Just like the doctor, I should follow all recommendations. I should blush and floss well at least once every day, more whenever I feel food stuck in my teeth. I should get any recommended medical procedures done as soon as possible. Dental work can usually be postponed for a short time, but no more than a few months. Of course, the dentists like to see me every 6 months, but generally every 12 months is fine if I am keeping up with brushing and flossing. Any time and money saved can be donated.

Ideal 6.9: I should see the eye doctor at least once every 5 years.

I should get a regular eye exam to update my prescription. The eyes are constantly changing as I age, usually for the worse. I need the right prescription for safe driving and better work. However, new prescriptions usually also require new frames which costs money.
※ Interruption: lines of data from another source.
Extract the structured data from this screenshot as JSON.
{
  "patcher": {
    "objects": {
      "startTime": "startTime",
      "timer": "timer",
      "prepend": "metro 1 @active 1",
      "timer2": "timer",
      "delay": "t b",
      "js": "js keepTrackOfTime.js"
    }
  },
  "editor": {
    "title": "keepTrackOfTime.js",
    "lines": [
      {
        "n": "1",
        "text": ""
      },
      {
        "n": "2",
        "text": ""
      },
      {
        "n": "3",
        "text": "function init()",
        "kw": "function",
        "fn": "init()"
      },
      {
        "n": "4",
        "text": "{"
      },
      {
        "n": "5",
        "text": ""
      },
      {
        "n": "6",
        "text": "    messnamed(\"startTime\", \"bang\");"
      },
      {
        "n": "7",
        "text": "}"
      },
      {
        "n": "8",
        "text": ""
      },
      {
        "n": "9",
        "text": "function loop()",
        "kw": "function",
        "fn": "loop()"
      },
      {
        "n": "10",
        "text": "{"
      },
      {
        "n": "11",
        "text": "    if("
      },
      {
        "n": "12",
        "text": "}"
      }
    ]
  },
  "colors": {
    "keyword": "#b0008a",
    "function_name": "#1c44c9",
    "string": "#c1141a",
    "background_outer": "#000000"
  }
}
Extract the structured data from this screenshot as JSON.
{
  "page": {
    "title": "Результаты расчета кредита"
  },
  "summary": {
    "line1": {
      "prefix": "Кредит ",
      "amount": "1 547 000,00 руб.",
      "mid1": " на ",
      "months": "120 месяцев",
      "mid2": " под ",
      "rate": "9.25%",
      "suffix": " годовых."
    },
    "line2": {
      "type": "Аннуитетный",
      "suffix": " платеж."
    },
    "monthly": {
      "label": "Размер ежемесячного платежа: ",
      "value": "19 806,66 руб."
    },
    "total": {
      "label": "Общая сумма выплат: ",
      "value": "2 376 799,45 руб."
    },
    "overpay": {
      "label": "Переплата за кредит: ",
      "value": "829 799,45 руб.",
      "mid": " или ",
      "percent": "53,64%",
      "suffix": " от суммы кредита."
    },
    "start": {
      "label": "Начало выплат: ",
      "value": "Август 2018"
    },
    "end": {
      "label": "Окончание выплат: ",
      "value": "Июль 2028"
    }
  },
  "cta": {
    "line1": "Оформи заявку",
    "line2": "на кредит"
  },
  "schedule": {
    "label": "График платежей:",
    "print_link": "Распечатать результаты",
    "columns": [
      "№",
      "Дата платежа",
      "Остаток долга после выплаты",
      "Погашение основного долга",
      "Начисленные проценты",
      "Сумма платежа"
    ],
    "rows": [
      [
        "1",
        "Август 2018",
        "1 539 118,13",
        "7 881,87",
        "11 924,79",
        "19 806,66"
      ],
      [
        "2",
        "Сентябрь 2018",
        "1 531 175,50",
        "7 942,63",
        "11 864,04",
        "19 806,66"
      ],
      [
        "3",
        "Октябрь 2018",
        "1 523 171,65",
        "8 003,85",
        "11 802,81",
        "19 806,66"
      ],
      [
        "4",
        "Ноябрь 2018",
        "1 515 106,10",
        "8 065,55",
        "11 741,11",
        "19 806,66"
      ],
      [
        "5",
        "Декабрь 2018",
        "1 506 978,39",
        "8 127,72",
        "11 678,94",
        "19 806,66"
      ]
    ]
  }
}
I shouldn’t just go as many times as my insurance will cover. I should actively pay attention to my vision and get a new prescription only when I need it. An updated prescription every 5 years is usually good enough. Most likely there is small vision loss every year, but it’s usually not bad enough that I need to get new glasses that soon. However, I should always go to the eye doctor right away if I notice any sudden changes in my vision.